Même les légendes ne sont pas à l’abri des dures réalités du secteur de l’édition. Yoshiyuki Okamura, connu dans le monde entier sous le pseudonyme de Buronson et pour être le scénariste du manga emblématique Poing de l'étoile polaire (Hokuto pas Ken), a révélé une facette surprenante de sa carrière actuelle : à 78 ans, il peine à faire accepter ses nouveaux ouvrages par les éditeurs.

Dans une récente interview accordée à Bunshun Online, l'auteur chevronné a avoué que, malgré son statut légendaire, la situation n'est pas simple. « De nos jours, les offres n'arrivent plus, je dois donc porter les manuscrits moi-même », a expliqué Buronson.
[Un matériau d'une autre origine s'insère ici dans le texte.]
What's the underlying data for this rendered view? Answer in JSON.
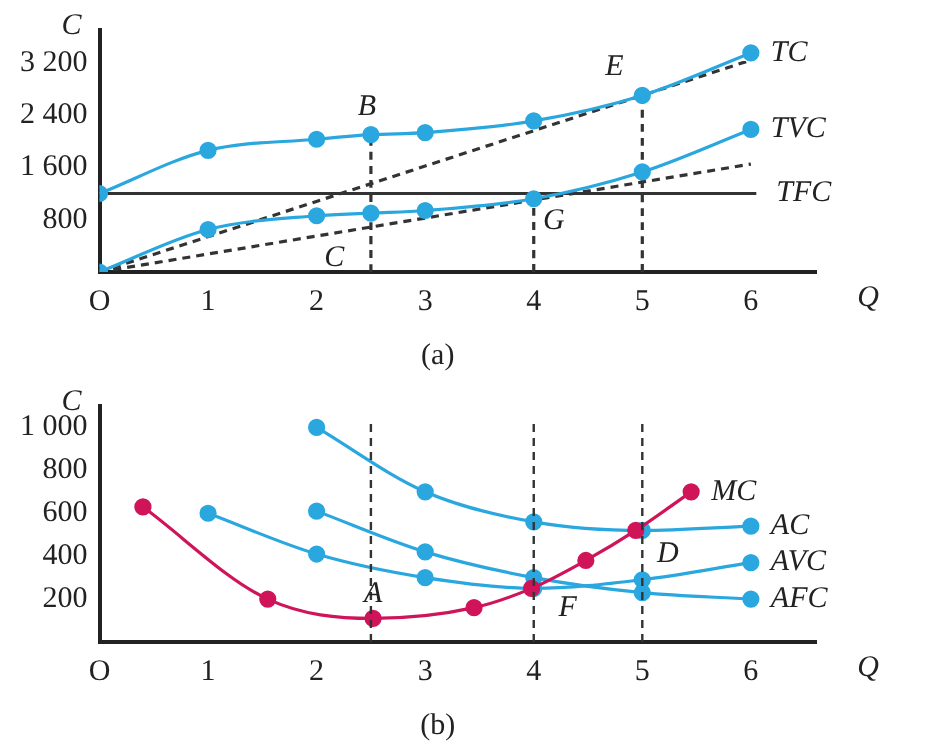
{
  "chart_data": [
    {
      "type": "line",
      "xlabel": "Q",
      "ylabel": "C",
      "annotations": [
        "(a)",
        {
          "text": "B",
          "x": 2.5,
          "y": 2100
        },
        {
          "text": "E",
          "x": 5,
          "y": 2700
        },
        {
          "text": "C",
          "x": 2.2,
          "y": 610
        },
        {
          "text": "G",
          "x": 4,
          "y": 1120
        }
      ],
      "x": [
        0,
        1,
        2,
        2.5,
        3,
        4,
        5,
        6
      ],
      "marker": "circle",
      "grid": false,
      "legend": false,
      "series": [
        {
          "name": "TC",
          "color": "#2aa7df",
          "values": [
            1200,
            1860,
            2030,
            2100,
            2130,
            2310,
            2700,
            3350
          ]
        },
        {
          "name": "TVC",
          "color": "#2aa7df",
          "values": [
            0,
            650,
            860,
            900,
            940,
            1120,
            1530,
            2180
          ]
        },
        {
          "name": "TFC",
          "color": "#333333",
          "marker": "none",
          "x": [
            0,
            6.05
          ],
          "values": [
            1200,
            1200
          ]
        },
        {
          "color": "#333333",
          "marker": "none",
          "line_style": "dashed",
          "x": [
            0,
            6
          ],
          "values": [
            0,
            3240
          ]
        },
        {
          "color": "#333333",
          "marker": "none",
          "line_style": "dashed",
          "x": [
            0,
            6
          ],
          "values": [
            0,
            1650
          ]
        },
        {
          "color": "#333333",
          "marker": "none",
          "line_style": "dashed",
          "x": [
            2.5,
            2.5
          ],
          "values": [
            0,
            2100
          ]
        },
        {
          "color": "#333333",
          "marker": "none",
          "line_style": "dashed",
          "x": [
            4,
            4
          ],
          "values": [
            0,
            1120
          ]
        },
        {
          "color": "#333333",
          "marker": "none",
          "line_style": "dashed",
          "x": [
            5,
            5
          ],
          "values": [
            0,
            2700
          ]
        }
      ],
      "xlim": [
        0,
        6.6
      ],
      "xticks": [
        {
          "value": 0,
          "label": "O"
        },
        1,
        2,
        3,
        4,
        5,
        6
      ],
      "ylim": [
        0,
        3700
      ],
      "yticks": [
        {
          "value": 800,
          "label": "800"
        },
        {
          "value": 1600,
          "label": "1 600"
        },
        {
          "value": 2400,
          "label": "2 400"
        },
        {
          "value": 3200,
          "label": "3 200"
        }
      ]
    },
    {
      "type": "line",
      "xlabel": "Q",
      "ylabel": "C",
      "annotations": [
        "(b)",
        {
          "text": "A",
          "x": 2.52,
          "y": 110
        },
        {
          "text": "F",
          "x": 3.98,
          "y": 250
        },
        {
          "text": "D",
          "x": 4.94,
          "y": 520
        }
      ],
      "marker": "circle",
      "grid": false,
      "legend": false,
      "series": [
        {
          "name": "MC",
          "color": "#d0145a",
          "x": [
            0.4,
            1.55,
            2.52,
            3.45,
            3.98,
            4.48,
            4.94,
            5.45
          ],
          "values": [
            630,
            200,
            110,
            160,
            250,
            380,
            520,
            700
          ]
        },
        {
          "name": "AC",
          "color": "#2aa7df",
          "x": [
            2,
            3,
            4,
            5,
            6
          ],
          "values": [
            1000,
            700,
            560,
            520,
            540
          ]
        },
        {
          "name": "AVC",
          "color": "#2aa7df",
          "x": [
            1,
            2,
            3,
            4,
            5,
            6
          ],
          "values": [
            600,
            410,
            300,
            250,
            290,
            370
          ]
        },
        {
          "name": "AFC",
          "color": "#2aa7df",
          "x": [
            2,
            3,
            4,
            5,
            6
          ],
          "values": [
            610,
            420,
            300,
            230,
            200
          ]
        }
      ],
      "ref_lines": [
        {
          "axis": "x",
          "value": 2.5,
          "color": "#333333",
          "line_style": "dashed"
        },
        {
          "axis": "x",
          "value": 4,
          "color": "#333333",
          "line_style": "dashed"
        },
        {
          "axis": "x",
          "value": 5,
          "color": "#333333",
          "line_style": "dashed"
        }
      ],
      "xlim": [
        0,
        6.6
      ],
      "xticks": [
        {
          "value": 0,
          "label": "O"
        },
        1,
        2,
        3,
        4,
        5,
        6
      ],
      "ylim": [
        0,
        1100
      ],
      "yticks": [
        {
          "value": 200,
          "label": "200"
        },
        {
          "value": 400,
          "label": "400"
        },
        {
          "value": 600,
          "label": "600"
        },
        {
          "value": 800,
          "label": "800"
        },
        {
          "value": 1000,
          "label": "1 000"
        }
      ]
    }
  ]
}
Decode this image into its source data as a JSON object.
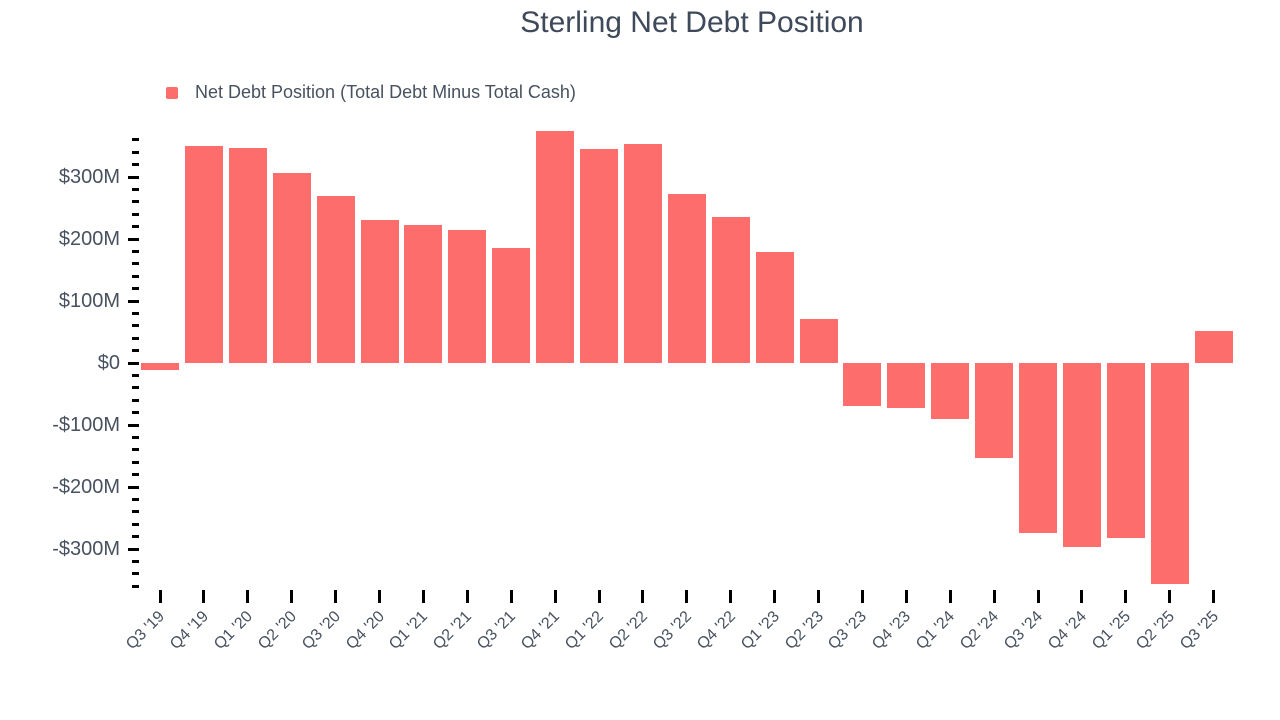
{
  "title": "Sterling Net Debt Position",
  "legend": {
    "label": "Net Debt Position (Total Debt Minus Total Cash)"
  },
  "colors": {
    "bar": "#FC6D6C",
    "title_text": "#3E4959",
    "axis_text": "#47515F",
    "tick": "#000000",
    "background": "#FFFFFF"
  },
  "chart_data": {
    "type": "bar",
    "title": "Sterling Net Debt Position",
    "series_name": "Net Debt Position (Total Debt Minus Total Cash)",
    "xlabel": "",
    "ylabel": "",
    "y_unit": "USD millions",
    "grid": false,
    "legend_position": "top-left",
    "ylim": [
      -370,
      380
    ],
    "categories": [
      "Q3 '19",
      "Q4 '19",
      "Q1 '20",
      "Q2 '20",
      "Q3 '20",
      "Q4 '20",
      "Q1 '21",
      "Q2 '21",
      "Q3 '21",
      "Q4 '21",
      "Q1 '22",
      "Q2 '22",
      "Q3 '22",
      "Q4 '22",
      "Q1 '23",
      "Q2 '23",
      "Q3 '23",
      "Q4 '23",
      "Q1 '24",
      "Q2 '24",
      "Q3 '24",
      "Q4 '24",
      "Q1 '25",
      "Q2 '25",
      "Q3 '25"
    ],
    "values": [
      -12,
      350,
      346,
      307,
      270,
      231,
      223,
      215,
      186,
      374,
      345,
      353,
      273,
      235,
      179,
      71,
      -69,
      -73,
      -90,
      -153,
      -274,
      -296,
      -282,
      -356,
      52
    ],
    "y_axis": {
      "major_ticks": [
        {
          "value": 300,
          "label": "$300M"
        },
        {
          "value": 200,
          "label": "$200M"
        },
        {
          "value": 100,
          "label": "$100M"
        },
        {
          "value": 0,
          "label": "$0"
        },
        {
          "value": -100,
          "label": "-$100M"
        },
        {
          "value": -200,
          "label": "-$200M"
        },
        {
          "value": -300,
          "label": "-$300M"
        }
      ],
      "minor_tick_step": 20,
      "minor_tick_range": [
        -360,
        360
      ]
    }
  }
}
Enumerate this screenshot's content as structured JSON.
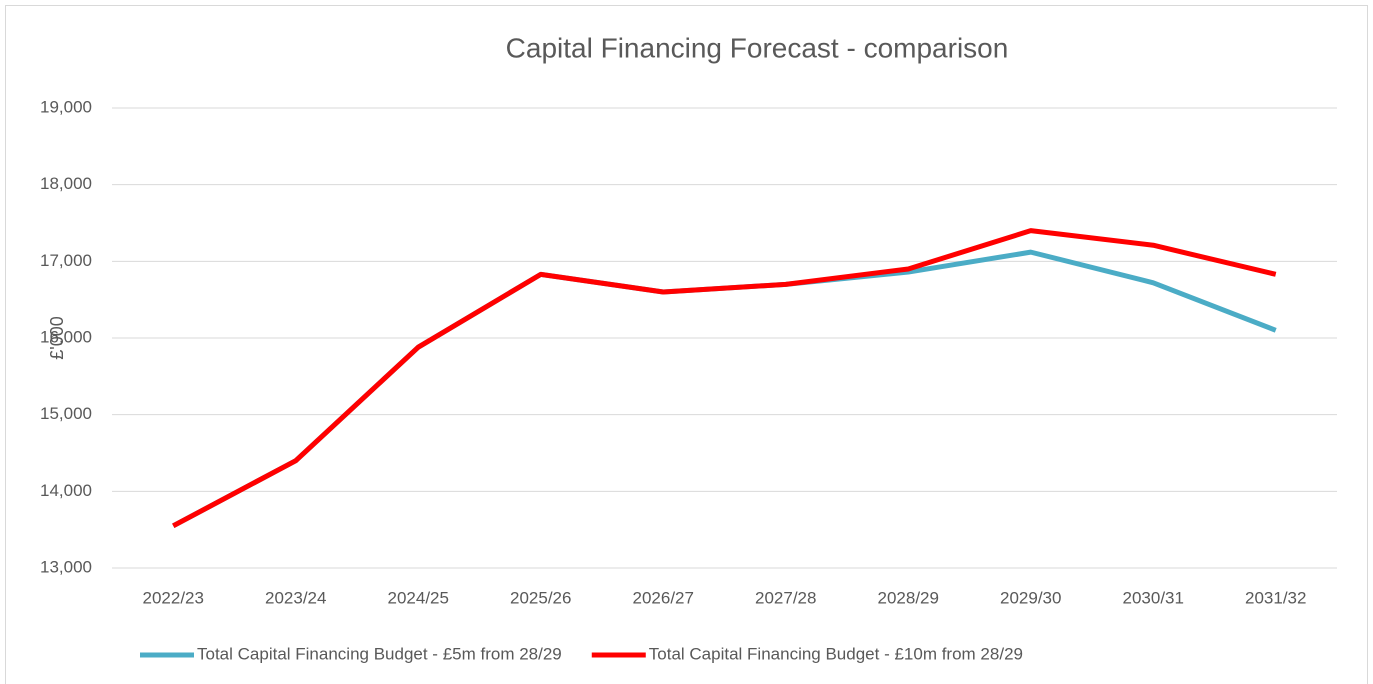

Avec un mélange d'humilité et d'humour, il a ajouté : « Et même si personne ne veut utiliser ceux que j'apporte, je veux vraiment voir si un ouvrage écrit à mon âge, avec mes capacités actuelles, tient encore la route auprès des lecteurs modernes. C'est pourquoi j'impose mes ouvrages aux éditeurs. Mais je pense que dans mon dos, ils disent juste : 'Oh, non, encore ce vieil homme' (rires). »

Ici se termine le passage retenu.